I was responding to your post #148, where you took me to task for “consistently” taking the “side of President Obama even though he has demonstrated his anti-Catholic, in-your-face pro-contraception/abortion/homosexuality positions” I don’t really think it is ‘taking’ his side when I say I don’t think the President is all that powerful.

I still think the Pope is quite capable of handling the President. While he may not be infalliable during chit-chats, he (the Pope) is still filled with the Holy Spirit. And I do believe the Holy Spirit is working all the time.
 
Perhaps we should leave the political discussion for other sites.

THE POPE IS HERE! Be glad and rejoice that God has sent His emissary to visit the US! 🙂
 
Attacked by whom? Is it the Church that invites them to the Vatican so they can put them on display for their agenda? Have you seen any Catholic churches with signs “Homosexuals NOT welcomed here!”? Yes there are misguided people in the Catholic Church and some of them might even wear the collar but that does not mean the Church is hostile to homosexuals. On the contrary, I believe the Church is very accepting of homosexuals just as she is accepting of all of us who have our own sins to deal with.
Not the Catholic Church in particular, but members of the church can be very adamant about pointing out sins to others. There is a time and place for everything. Sometimes it is not now.
 
The Cardinal Newman Society sent out this article a few hours ago, echoing the
concerns of many here :

" The special invitation of a fired Catholic school teacher and her same-sex partner to today’s meeting between Pope Francis and President Barack Obama encourages discrimination against Catholic schools and further undermines their religious freedom, said two leaders of The Cardinal Newman Society.
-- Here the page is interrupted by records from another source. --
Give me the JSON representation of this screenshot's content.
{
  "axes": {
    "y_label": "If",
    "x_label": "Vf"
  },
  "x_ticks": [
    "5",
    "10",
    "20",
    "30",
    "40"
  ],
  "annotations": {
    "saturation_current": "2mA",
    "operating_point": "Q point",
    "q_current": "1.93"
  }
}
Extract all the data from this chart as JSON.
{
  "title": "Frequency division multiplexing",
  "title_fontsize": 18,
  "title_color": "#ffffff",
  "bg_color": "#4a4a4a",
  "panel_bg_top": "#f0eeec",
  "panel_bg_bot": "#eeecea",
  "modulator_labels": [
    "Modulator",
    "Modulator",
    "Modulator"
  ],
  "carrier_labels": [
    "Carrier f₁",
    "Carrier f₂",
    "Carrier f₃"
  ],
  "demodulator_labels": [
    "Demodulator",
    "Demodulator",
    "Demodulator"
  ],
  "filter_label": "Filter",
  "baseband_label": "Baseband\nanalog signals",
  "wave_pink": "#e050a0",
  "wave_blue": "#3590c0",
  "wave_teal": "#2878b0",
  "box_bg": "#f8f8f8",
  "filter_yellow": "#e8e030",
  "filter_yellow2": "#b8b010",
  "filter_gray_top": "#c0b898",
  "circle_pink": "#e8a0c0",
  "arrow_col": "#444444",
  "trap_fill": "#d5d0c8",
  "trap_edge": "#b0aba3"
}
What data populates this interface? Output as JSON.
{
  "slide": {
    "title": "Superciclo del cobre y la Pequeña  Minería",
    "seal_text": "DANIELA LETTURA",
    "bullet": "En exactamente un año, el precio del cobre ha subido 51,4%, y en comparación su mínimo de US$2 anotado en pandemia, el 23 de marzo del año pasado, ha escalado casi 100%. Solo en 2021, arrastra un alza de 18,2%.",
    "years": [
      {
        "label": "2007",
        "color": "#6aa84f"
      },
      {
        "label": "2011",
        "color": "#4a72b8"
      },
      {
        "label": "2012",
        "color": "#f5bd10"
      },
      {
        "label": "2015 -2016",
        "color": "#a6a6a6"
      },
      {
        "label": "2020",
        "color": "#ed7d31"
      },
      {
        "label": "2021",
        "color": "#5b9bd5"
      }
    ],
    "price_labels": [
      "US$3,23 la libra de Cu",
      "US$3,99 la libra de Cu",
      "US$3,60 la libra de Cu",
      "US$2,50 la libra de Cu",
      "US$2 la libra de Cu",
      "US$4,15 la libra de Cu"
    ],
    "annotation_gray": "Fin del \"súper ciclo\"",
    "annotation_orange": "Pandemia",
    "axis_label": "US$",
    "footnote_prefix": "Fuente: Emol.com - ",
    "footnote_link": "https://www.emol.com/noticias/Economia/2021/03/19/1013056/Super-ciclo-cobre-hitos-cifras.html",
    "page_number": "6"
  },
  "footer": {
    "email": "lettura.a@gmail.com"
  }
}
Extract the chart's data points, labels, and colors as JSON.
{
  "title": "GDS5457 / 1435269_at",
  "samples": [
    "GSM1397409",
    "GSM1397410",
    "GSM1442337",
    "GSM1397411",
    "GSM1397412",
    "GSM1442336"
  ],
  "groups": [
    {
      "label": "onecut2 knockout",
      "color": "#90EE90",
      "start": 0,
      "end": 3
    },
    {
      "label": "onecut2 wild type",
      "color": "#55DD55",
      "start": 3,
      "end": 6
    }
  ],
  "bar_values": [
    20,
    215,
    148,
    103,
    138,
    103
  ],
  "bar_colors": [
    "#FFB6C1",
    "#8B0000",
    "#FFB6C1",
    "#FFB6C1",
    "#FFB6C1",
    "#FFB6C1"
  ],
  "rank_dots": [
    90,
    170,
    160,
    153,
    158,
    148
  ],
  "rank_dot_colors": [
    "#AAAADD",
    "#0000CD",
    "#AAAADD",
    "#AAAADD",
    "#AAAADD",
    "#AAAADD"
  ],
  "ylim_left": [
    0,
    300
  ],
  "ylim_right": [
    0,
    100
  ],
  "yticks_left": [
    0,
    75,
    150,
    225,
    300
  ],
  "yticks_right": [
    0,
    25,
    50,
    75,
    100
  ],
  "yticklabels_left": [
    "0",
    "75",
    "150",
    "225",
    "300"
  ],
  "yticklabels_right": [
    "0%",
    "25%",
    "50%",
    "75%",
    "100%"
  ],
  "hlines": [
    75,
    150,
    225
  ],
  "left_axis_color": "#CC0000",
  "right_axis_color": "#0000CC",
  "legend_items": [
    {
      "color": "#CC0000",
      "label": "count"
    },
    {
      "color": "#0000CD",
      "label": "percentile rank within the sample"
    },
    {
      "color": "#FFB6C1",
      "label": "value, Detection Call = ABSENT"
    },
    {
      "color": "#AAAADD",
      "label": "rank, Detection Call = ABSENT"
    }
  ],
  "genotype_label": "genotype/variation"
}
The invitation has the appearance of the White House and the Human Rights Campaign taking sides against the Catholic school and joining efforts to distort the Holy Father’s openness and welcoming persona as indicating a change in Church teaching on marriage and sexuality. “Obviously we won’t be talking to the Pope, but we will be in the vicinity,” Winters reportedly said. “But symbolically, it’s a great step forward.”

Prior to today’s meeting, the Vatican had already expressed concern that attempted photos with particular guests could be misinterpreted as endorsement, according to The Wall Street Journal.

“This is a ploy to be in the presence of Pope Francis, to be photographed with him and to make it appear that the Church is now endorsing an LGBT agenda that actually opposes Catholic teaching,” said Dr. Jamie Arthur, manager of the Newman Society’s Catholic Education Honor Roll.

Instead, she said that American bishops have asked Catholic school teachers to be faithful to the Church by strengthening faith and morality clauses in teacher contracts.